Sesuai arahan Menpora bahwa telah disepakati 15 poin penting yang harus diperjuangkan pemerintah. “Terima kasih perjalanan ini berakhir di sini bukan berarti sudah selesai tapi kami masih harus perjuangkan apa yang telah menjadi kesepakatan bersama,” tuturnya.

Diketahui kejadian ini berawal dari adanya kewajiban para atlet paralimpik Jawa Barat peraih medali untuk menyetor kepada NPC Jabar sebesar 25 persen dari penerimaan bonus para atlet. “Iya mereka (NPC Pusat dan NPC Provinsi Jawa Barat) mematok dengan memotong uang saku kami sebesar 10%, dari bonus 25% untuk semua even dan semua peraih medali. Jadi kalau eventnya nasional ya NPC Provinsi/Kota yang nagih, kalau tingkat internasional yang nagih NPC Pusat, NPC Kota, dan NPC Provinsi,” kata Elda Fahmi, peraih medali perunggu Peparnas 2016 Jawa Barat cabang olahraga Judo ini.

Menurut atlet 18 tahun itu, pihak NPC berlaku seperti itu karena berdalih tidak adanya dana yang mencukupi dari pemerintah. “Mereka melakukan diskriminasi, eksploitasi, dan intimidasi ke kita untuk mendapatkan 25% dari bonus dan 10% dari gaji para atlet, rumah saya juga sampai didatangi Ketua NPC Kota Bandung awalnya ngerayu akhirnya mengancam hingga ke orang tua kami,” keluhnya.

“Saat kami menjadi tuan rumah Peparnas 2016 kita hanya diberikan seragam Judo berbahan tipis dan itu pun memotong dari gaji kami sendiri (Rp 1 juta). Sedangkan para tamu menggunakan seragam yang standar internasional tebal, kita malu sebagai tuan rumah,” ungkitnya.

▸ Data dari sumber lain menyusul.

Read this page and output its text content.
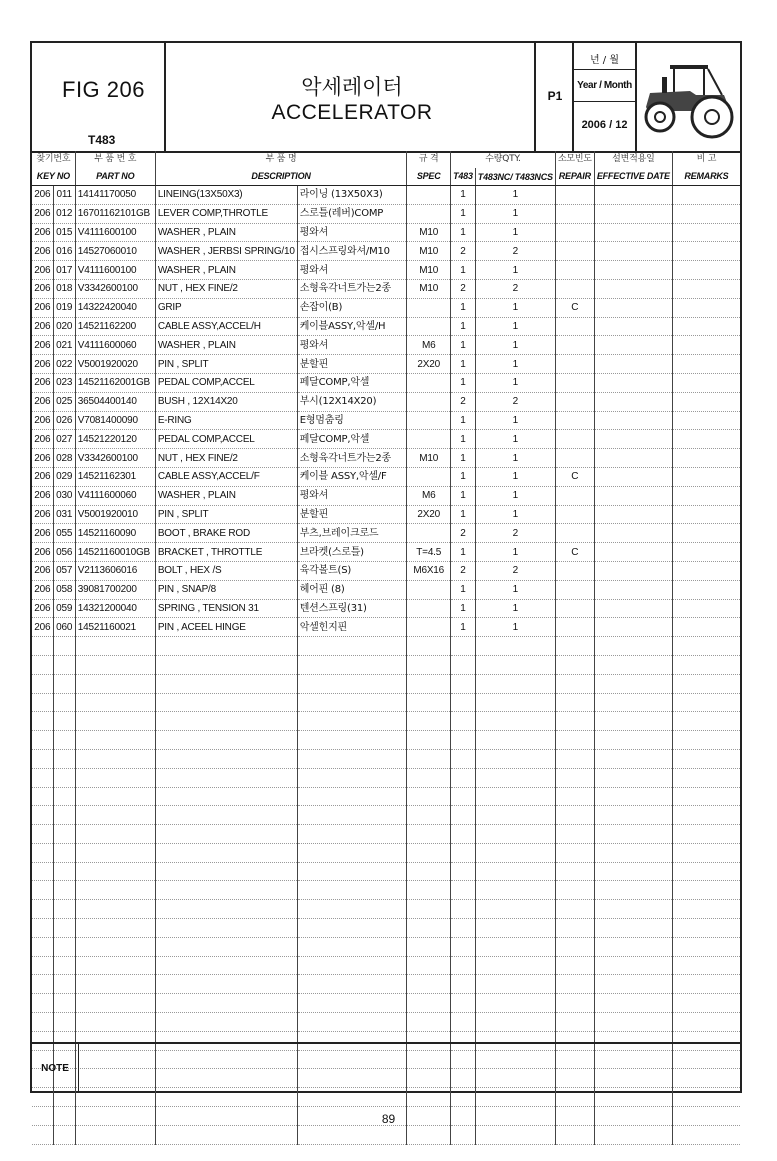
FIG 206
T483
악세레이터
ACCELERATOR
P1
년 / 월
Year / Month
2006 / 12
찾기번호		부 품 번 호	부 품 명		규 격	수량QTY.		소모빈도	설변적용일	비 고
KEY NO		PART NO	DESCRIPTION		SPEC	T483	T483NC/ T483NCS	REPAIR	EFFECTIVE DATE	REMARKS
206	011	14141170050	LINEING(13X50X3)	라이닝 (13X50X3)		1	1			
206	012	16701162101GB	LEVER COMP,THROTLE	스로틀(레버)COMP		1	1			
206	015	V4111600100	WASHER , PLAIN	평와셔	M10	1	1			
206	016	14527060010	WASHER , JERBSI SPRING/10	접시스프링와셔/M10	M10	2	2			
206	017	V4111600100	WASHER , PLAIN	평와셔	M10	1	1			
206	018	V3342600100	NUT , HEX FINE/2	소형육각너트가는2종	M10	2	2			
206	019	14322420040	GRIP	손잡이(B)		1	1	C		
206	020	14521162200	CABLE ASSY,ACCEL/H	케이블ASSY,악셀/H		1	1			
206	021	V4111600060	WASHER , PLAIN	평와셔	M6	1	1			
206	022	V5001920020	PIN , SPLIT	분할핀	2X20	1	1			
206	023	14521162001GB	PEDAL COMP,ACCEL	페달COMP,악셀		1	1			
206	025	36504400140	BUSH , 12X14X20	부시(12X14X20)		2	2			
206	026	V7081400090	E-RING	E형멈춤링		1	1			
206	027	14521220120	PEDAL COMP,ACCEL	페달COMP,악셀		1	1			
206	028	V3342600100	NUT , HEX FINE/2	소형육각너트가는2종	M10	1	1			
206	029	14521162301	CABLE ASSY,ACCEL/F	케이블 ASSY,악셀/F		1	1	C		
206	030	V4111600060	WASHER , PLAIN	평와셔	M6	1	1			
206	031	V5001920010	PIN , SPLIT	분할핀	2X20	1	1			
206	055	14521160090	BOOT , BRAKE ROD	부츠,브레이크로드		2	2			
206	056	14521160010GB	BRACKET , THROTTLE	브라켓(스로틀)	T=4.5	1	1	C		
206	057	V2113606016	BOLT , HEX /S	육각볼트(S)	M6X16	2	2			
206	058	39081700200	PIN , SNAP/8	헤어핀 (8)		1	1			
206	059	14321200040	SPRING , TENSION 31	텐션스프링(31)		1	1			
206	060	14521160021	PIN , ACEEL HINGE	악셀힌지핀		1	1			

NOTE
89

Para atlet ini berharap agar kepengurusan NPC baik pusat dan provinsi segera diperbaiki untuk dapat tetap membina atlet difabilitas dengan baik. “Kami melihat jika NPC masih terus seperti ini tidak ada harapan kami menjadi atlet kembali. Kami berharap undang-undang ditegakkan, biarkan kami saja menjadi korban NPC, tapi jangan teman-teman kami yang senior dan penerus berikutnya menjadi korban lagi,” harap Elda mewakili teman-temannya.

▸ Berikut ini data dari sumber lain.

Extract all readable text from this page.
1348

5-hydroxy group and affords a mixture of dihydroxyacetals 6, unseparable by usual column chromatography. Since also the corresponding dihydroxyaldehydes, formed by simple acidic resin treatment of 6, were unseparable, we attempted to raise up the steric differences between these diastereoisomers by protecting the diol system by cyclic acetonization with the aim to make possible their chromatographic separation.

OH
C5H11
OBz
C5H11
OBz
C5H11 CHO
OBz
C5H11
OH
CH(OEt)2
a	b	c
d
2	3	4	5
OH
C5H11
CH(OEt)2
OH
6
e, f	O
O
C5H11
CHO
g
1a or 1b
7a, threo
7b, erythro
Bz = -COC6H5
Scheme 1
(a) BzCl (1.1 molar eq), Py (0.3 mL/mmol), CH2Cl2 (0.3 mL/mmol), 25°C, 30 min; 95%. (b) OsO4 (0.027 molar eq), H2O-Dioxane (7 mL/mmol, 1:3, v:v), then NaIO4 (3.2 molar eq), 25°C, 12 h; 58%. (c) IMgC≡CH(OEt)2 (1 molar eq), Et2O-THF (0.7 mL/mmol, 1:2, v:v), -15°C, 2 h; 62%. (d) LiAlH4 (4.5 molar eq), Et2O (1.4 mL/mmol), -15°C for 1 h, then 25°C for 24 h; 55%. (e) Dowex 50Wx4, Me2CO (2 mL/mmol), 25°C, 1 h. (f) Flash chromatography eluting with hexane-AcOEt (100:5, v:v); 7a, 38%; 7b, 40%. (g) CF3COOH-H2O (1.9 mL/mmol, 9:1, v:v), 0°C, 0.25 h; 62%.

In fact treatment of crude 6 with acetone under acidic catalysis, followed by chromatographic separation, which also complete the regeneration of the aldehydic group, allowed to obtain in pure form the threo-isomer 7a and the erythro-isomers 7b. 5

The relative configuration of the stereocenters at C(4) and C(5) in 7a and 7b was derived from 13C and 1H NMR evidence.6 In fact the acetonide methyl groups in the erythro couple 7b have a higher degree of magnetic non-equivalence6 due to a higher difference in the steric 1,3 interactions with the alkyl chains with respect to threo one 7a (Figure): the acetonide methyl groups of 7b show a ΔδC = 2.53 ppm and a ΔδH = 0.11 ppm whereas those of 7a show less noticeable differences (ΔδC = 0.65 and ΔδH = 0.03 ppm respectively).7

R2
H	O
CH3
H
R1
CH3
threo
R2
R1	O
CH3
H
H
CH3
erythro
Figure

Turut mendampingi Asdep Pengembangan Olahraga Tradisional dan Layanan Khusus Bayu Rahadian, Asdep Pengelolaan Olahraga Rekreasi Teguh Raharjo, Sesdep Pembudayaan Olahraga Samsudin, Pengacara Atlet Diffabel Kamaluddin, dan Ketua Bidang Prestasi NPCI Pusat Waluyo. (lan)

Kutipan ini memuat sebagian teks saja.